The Earl Wentz and William Watkins Foundation is currently in residence at Winterfield Elementary School in Charlotte, NC. We have created a progressive and challenging curriculum for second grade students to introduce them to the creative process while working to increase their reading skills.
Our focus involves recognition and development of the imagination, daily work on the five senses, discovery and application of elements of story in creating small scenes, role-playing, learning to present in front of groups, and work with concepts of "similar" and "different" in fairy tales and fables from diverse cultural origins.
Integrating song and movement into our work, we use creative play to help children learn and grow,
develop social intelligence, and create their own stories and scenes as they discover the delights of the worlds within them and around them.
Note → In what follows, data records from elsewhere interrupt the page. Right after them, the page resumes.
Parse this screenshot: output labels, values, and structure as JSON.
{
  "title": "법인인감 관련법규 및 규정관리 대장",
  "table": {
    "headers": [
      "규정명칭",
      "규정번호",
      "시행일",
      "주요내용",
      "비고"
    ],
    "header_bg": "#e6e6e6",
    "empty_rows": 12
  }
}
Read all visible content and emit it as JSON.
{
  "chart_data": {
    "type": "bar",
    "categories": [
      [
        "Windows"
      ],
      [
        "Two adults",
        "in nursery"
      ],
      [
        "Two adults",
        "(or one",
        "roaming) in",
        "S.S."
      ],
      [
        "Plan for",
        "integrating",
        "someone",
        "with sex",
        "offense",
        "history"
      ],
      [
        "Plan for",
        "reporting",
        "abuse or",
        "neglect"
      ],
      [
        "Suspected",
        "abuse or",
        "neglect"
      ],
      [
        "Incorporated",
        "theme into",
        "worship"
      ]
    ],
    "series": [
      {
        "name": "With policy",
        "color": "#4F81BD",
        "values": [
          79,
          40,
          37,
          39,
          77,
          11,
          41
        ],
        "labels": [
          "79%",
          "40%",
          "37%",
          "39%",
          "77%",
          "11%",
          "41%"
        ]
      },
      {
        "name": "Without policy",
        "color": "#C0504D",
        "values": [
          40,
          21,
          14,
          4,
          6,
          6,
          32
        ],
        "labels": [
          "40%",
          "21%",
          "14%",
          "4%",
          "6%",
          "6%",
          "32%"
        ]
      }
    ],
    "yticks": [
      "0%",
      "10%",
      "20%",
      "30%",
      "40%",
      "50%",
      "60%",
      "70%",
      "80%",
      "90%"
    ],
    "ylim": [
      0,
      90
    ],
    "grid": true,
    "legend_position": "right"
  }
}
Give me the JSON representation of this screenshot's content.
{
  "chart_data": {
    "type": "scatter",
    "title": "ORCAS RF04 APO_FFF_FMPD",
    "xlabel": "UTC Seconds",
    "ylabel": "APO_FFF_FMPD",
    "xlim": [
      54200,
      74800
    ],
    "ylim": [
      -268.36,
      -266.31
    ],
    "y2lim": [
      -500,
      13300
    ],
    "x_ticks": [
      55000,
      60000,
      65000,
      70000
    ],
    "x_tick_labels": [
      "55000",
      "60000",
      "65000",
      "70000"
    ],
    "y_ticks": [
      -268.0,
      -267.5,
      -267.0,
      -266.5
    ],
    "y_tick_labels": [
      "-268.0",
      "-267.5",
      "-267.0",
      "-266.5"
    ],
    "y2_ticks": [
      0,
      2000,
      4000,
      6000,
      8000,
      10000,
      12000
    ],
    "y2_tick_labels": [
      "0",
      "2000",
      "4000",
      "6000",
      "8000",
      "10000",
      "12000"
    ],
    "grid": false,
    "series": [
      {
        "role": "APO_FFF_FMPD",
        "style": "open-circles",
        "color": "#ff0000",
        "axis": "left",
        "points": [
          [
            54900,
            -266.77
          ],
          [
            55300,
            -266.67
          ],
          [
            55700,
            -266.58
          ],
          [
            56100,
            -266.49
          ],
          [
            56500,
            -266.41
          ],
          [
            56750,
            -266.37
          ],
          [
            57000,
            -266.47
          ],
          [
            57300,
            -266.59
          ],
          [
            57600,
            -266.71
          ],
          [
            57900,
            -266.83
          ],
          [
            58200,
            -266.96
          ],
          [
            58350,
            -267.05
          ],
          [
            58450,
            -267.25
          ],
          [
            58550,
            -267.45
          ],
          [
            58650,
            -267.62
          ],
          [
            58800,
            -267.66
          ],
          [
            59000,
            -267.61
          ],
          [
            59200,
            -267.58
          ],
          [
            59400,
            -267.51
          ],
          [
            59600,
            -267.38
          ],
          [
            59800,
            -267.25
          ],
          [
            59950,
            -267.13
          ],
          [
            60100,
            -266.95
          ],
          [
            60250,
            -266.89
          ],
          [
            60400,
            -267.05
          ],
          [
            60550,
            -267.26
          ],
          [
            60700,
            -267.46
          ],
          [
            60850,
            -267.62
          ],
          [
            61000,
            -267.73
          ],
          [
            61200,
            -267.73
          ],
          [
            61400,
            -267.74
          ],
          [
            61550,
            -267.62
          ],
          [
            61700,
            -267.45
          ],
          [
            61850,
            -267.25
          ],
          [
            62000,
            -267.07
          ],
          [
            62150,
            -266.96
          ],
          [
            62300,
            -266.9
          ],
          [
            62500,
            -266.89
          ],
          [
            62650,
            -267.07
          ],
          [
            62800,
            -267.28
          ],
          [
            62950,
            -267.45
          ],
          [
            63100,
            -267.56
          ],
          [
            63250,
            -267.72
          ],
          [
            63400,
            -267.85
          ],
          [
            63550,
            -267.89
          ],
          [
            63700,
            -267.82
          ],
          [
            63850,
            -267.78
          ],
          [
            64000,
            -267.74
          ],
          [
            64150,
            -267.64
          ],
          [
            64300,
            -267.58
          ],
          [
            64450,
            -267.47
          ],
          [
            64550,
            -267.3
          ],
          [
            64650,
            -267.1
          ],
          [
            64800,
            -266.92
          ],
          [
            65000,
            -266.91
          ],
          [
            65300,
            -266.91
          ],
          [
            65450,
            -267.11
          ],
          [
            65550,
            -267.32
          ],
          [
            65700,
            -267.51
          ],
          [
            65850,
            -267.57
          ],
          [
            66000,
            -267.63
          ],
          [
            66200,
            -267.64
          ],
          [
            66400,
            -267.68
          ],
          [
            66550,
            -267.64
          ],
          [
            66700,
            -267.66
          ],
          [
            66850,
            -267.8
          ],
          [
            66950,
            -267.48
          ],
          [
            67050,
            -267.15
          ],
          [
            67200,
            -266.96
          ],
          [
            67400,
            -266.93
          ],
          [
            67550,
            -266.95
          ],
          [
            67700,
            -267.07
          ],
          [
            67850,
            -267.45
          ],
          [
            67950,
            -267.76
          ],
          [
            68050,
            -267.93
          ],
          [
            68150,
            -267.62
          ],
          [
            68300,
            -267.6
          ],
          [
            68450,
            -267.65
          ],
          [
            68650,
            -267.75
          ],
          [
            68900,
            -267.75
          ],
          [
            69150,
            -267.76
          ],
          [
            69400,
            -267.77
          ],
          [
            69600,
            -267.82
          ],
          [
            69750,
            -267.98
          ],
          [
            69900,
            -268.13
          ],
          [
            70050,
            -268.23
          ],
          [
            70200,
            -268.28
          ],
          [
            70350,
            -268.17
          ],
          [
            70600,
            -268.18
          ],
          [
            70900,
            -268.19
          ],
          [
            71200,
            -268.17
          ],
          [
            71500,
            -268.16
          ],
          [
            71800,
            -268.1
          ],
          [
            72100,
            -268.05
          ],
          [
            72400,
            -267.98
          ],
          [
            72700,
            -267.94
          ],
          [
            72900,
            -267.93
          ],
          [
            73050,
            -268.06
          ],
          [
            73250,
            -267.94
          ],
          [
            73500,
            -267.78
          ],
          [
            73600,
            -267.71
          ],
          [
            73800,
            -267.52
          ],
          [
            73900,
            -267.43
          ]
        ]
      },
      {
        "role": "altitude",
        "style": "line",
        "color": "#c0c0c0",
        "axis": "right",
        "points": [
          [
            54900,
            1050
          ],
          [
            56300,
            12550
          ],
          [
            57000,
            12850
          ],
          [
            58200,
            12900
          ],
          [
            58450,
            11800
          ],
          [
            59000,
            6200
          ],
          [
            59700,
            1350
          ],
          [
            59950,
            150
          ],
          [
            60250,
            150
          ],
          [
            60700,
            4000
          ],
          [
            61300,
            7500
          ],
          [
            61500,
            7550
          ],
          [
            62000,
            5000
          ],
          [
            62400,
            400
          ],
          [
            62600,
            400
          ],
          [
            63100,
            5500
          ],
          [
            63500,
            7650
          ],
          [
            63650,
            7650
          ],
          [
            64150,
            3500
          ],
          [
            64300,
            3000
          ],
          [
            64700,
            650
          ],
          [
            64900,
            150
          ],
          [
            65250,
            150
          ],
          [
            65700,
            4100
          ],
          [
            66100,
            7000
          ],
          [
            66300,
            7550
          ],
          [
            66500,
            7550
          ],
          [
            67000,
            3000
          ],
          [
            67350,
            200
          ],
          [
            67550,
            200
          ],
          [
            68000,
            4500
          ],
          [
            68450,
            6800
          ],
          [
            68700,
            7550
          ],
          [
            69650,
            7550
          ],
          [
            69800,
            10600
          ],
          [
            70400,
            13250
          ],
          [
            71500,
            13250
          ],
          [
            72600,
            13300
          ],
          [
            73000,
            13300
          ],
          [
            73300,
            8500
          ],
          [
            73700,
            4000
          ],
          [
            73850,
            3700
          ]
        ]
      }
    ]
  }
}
The program developed out of discussions between Winterfield Elementary School principal Regina Boyd and foundation chairman William Watkins in Autumn 2013 as a follow-up to our Summer Musical Theatre Workshop that was held in August 2013 in partnership with the school and the Communities In School organization. The foundation wanted to see how we could expand our work with young Charlotte-area students and principal Boyd was eager to continue our association as well as to advance her goals of more integration of the arts into her school's curriculum. "I want my students to have as many opportunities to engage in learning as well as being exposed to the arts and all that our neighborhood and city have at their disposal," Boyd said in a recent communication with Watkins.
Watkins says about the program, "I am thrilled to be working with the students at Winterfield and with fine educators on the order of Ms. Boyd and [second-grade teacher] Zoe Riebli. Ms. Boyd
totally gets the importance of arts education and has had other successes in bringing arts education to the Winterfield students, particularly with the "adoption" of the school by the Charlotte Symphony and the instruction the symphony provides the students. I believe firmly that our foundation's approaches dovetail beautifully with her goals. The students are so eager to learn and are making great progress in the short time we've been there. Ms. Riebli is terrific about working together to see that our programs complement each other so that the students reap the rewards of our mutual efforts."
"Thank you so much for [working with] our class...The students love you!" Ms. Riebli recently told Watkins. The feeling is definitely mutual from the foundation to the school and the twenty-one students we are currently privileged to work with.